Nationalization was the word bouncing between Wall Street and Washington Friday as talk that the government might take over some troubled banks fueled fear among investors.
Despite a show of support from the White House for maintaining a private banking system, Wall Street was not calmed. The Dow Jones Industrial Average lost 100 points Friday, leaving it at its lowest point in more than seven years.
Wall Street was pulled down even further by a run on bank stocks. Citigroup shares are now worth 92 percent less than a year ago. At one point Friday, Citigroup was trading at $1.61 -- the lowest value in its history. Bank of America's share prices dipped to $2.53; its stock is down 91 percent from last year.
Adding fuel to the fire, Senate Banking Committee Chairman Chris Dodd, D-Conn., told Bloomberg's Al Hunt that banks may have to be nationalized for "a short time."
"I don't welcome that at all, but I could see how it's possible it may happen," said Dodd. "I'm concerned that we may end up having to do that, at least for a short time."
Former Fed Chief Alan Greenspan, the famed champion of free markets, said nationalization may be inevitable.

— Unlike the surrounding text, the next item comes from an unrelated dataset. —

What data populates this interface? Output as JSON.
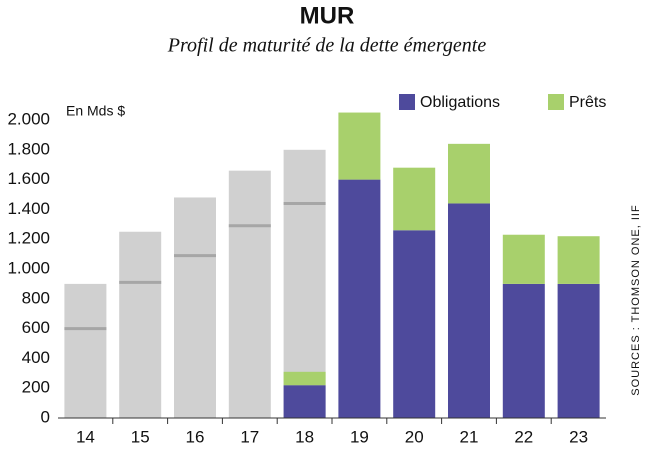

"It may be necessary to temporarily nationalize some banks," he told the Financial Times this week. "I understand that once in a hundred years this is what you do."
Investors are concerned that if the government takes control of troubled banks, shares in these companies will become worthless.
"Well if you're an investor -- with all this talk of nationalizing banks -- if you're a shareholder in xyz bank, the fear is if it gets nationalized your stock goes to zero," said Art Cashin Jr., managing director at UBS Financial Services.
The Treasury Department attempted to dispel the notion of nationalization.
"There are a lot of rumors in the market, as always, but you should not regard these as any indication of the policy of this administration," said Isaac Baker, a Treasury Department spokesman. "As Secretary Geithner has said, we will preserve a financial system that is owned and managed by the private sector."
The White House also jumped in.
"This administration continues to strongly believe that a privately held banking system is the correct way to go, ensuring that they are regulated sufficiently by this government," said White House Spokesman Robert Gibbs.
However, when pressed by a reporter to go further and say President Obama would never nationalize banks, Gibbs would not do so.
Economists say that the White House must keep open the option of taking over some banks, cleaning their books, and infusing them with capital to get banks lending again.
"The White House has to do whatever it takes to get these banks running and if that means nationalization, it will be nationalization," said Stephen Leeb, chairman of Leeb Capital Management and author of "Game Over."
Many analysts say that nationalization is a real possibility. With $250 billion given to troubled banks so far and the banking system still broken, even economists are unsure of the true health of the banks and what it will take to get the banks lending again.
The recent comments by Dodd and Greenspan were not the first by high-level authorities to broach the subject of bank nationalization. On Sunday, Sen. Lindsay Graham, R-S.C., mentioned the idea on ABC News' "This Week With George Stephanopoulos."
"I would not take off the idea of nationalizing the banks" from the table, Graham said.
"This idea of nationalizing banks is not comfortable, but I think we have gotten so many toxic assets spread throughout the banking and financial community throughout the world that we're going to have to do something that no one ever envisioned a year ago, no one likes," Graham said. "But, to me, banking and housing are the root cause of this problem. And I'm very much afraid that any program to salvage the bank is going to require the government."